También podemos aprender de los economistas políticos de la tradición progresista de la ética del trabajo para renovar la visión normativa de la socialdemocracia. Entendieron que, con diferencia, el producto más importante de nuestro sistema económico somos nosotros mismos. Al considerar el diseño institucional, nuestra primera pregunta debería ser: ¿cómo moldean las personas nuestras formas de organizar la producción, el intercambio, la distribución y el suministro de bienes públicos? Este problema se desarrolla en al menos dos más. En primer lugar, ¿el trabajo y otros acuerdos institucionales mejoran o degradan las capacidades y virtudes de los individuos? E, em segundo lugar, como é que as diferentes formas de conceber a produção e a troca, os modelos de negócio, a governo empresarial, a distribuição de bens públicos e as políticas de bem-estar social afetam a forma como nos relacionamos uns com ¿los otros? ¿Nuestros acuerdos económicos fomentan la confianza, la simpatía y la cooperación, o fomentan la desconfianza, la explotación, la dominación, el desprecio y el antagonismo entre individuos y grupos sociales? Con el auge de las empresas de alta tecnología que se benefician de la difusión de información errónea y sembrando indignación y malicia, los inversores de capital privado que se benefician de romper la confianza con otras partes interesadas y los proveedores de atención médica que se aprovechan de los vulnerables y los entierran en deudas interminables, es alto vez integramos preocupaciones sobre la calidad de nuestras relaciones sociales en nuestras evaluaciones de las regulaciones comerciales.
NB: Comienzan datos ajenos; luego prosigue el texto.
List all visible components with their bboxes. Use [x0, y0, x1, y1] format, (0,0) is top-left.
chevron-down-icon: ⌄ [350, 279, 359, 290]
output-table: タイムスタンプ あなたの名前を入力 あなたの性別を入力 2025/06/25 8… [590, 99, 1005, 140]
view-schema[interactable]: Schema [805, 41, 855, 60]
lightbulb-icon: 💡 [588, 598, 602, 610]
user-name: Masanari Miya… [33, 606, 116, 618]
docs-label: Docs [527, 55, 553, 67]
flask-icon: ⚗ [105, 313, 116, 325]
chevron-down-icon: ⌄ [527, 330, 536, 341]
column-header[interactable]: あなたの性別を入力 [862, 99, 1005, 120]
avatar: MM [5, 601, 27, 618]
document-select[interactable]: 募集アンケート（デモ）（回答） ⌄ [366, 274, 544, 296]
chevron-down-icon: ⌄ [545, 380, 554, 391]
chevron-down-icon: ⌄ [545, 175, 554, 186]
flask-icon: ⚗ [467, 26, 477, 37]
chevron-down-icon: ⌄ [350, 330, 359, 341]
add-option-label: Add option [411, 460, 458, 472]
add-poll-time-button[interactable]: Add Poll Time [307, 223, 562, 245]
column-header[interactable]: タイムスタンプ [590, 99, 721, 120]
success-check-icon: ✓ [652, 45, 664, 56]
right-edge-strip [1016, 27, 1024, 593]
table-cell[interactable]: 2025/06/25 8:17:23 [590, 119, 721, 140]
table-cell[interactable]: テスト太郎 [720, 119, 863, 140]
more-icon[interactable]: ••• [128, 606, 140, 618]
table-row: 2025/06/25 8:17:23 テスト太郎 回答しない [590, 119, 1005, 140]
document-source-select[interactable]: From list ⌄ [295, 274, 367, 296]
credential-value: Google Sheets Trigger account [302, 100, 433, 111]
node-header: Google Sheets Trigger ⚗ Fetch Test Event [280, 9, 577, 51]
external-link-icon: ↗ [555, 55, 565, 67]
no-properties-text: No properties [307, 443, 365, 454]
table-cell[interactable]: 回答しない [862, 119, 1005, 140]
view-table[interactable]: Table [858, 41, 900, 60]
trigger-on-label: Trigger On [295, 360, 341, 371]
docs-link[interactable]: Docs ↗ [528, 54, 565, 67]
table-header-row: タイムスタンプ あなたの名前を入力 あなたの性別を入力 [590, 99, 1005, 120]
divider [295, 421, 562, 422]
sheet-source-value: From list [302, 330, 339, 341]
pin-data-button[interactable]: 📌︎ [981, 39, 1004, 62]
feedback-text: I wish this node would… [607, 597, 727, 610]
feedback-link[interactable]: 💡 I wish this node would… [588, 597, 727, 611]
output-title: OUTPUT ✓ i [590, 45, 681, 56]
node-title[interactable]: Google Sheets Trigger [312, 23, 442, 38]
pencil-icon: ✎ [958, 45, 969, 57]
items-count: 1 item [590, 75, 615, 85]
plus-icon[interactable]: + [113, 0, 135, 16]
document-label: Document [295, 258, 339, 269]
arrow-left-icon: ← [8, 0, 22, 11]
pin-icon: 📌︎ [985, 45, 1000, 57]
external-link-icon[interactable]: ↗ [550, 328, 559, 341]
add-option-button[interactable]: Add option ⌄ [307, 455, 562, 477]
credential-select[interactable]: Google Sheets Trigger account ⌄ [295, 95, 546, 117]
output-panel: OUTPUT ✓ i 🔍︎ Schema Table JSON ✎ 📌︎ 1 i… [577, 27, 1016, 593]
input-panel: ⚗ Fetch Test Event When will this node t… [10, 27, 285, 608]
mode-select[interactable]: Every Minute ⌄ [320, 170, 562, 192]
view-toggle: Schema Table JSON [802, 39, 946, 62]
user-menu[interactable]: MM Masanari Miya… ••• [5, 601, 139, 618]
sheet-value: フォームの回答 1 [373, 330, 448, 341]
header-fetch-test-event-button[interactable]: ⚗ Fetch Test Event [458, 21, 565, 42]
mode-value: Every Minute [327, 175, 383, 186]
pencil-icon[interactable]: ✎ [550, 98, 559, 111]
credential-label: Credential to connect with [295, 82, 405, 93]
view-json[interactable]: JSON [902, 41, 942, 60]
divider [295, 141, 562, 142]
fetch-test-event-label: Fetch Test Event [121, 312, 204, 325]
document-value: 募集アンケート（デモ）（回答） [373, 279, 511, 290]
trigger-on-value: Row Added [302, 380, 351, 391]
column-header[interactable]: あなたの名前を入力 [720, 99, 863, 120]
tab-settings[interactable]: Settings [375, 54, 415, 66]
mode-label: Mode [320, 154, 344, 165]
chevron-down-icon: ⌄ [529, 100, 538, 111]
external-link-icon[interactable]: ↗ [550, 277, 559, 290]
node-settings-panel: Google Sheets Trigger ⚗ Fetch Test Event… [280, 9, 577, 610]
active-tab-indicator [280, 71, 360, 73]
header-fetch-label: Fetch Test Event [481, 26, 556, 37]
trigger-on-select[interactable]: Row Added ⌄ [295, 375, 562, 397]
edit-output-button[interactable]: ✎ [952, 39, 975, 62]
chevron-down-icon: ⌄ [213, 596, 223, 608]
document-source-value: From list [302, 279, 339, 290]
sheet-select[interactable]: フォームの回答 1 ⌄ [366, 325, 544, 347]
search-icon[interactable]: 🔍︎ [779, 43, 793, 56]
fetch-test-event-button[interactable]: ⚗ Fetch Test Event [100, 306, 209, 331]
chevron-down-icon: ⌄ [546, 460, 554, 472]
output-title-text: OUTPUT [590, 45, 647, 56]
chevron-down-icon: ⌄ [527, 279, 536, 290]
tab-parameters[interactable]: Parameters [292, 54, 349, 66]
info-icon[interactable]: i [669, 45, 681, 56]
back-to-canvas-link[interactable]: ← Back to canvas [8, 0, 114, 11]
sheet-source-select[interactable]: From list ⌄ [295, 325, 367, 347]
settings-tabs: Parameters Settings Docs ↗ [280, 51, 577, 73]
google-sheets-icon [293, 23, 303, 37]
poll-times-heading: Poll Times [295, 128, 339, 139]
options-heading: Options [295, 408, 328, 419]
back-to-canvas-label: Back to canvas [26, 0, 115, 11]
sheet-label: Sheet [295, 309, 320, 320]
Como anticipó JS Mill y entendieron socialdemócratas como Bernstein, la democracia está en el centro de esta visión normativa más amplia. Un lugar para construir la democracia es el lugar de trabajo. El modo neoliberal de gobierno en el lugar de trabajo bajo el capitalismo accionarial ha descalificado el trabajo y ha degradado a los trabajadores. También infligió un gran daño moral a los trabajadores, obligándolos a participar en daños a otras personas, animales y el medio ambiente en el proceso de maximizar las ganancias. Si los trabajadores tuvieran una voz poderosa en el gobierno de su lugar de trabajo, no elegirían reducirse a esclavos no calificados ni infligirse daño moral a sí mismos. La democratización del trabajo es una forma poderosa de promover habilidades y disposiciones democráticas, demostrar que la democracia puede responder a las preocupaciones de la gente común y corriente y así fortalecer la democracia a nivel estatal. La mayoría de la gente quiere un trabajo significativo, tal como se entiende en la tradición de la ética laboral progresista: un trabajo que proporcione un medio para que una persona ejerza su capacidad de acción y habilidad para ayudar a los demás. La democratización del trabajo, a través de cooperativas de trabajadores y mejores modelos de cogestión, es una forma prometedora de garantizar un trabajo significativo para todos.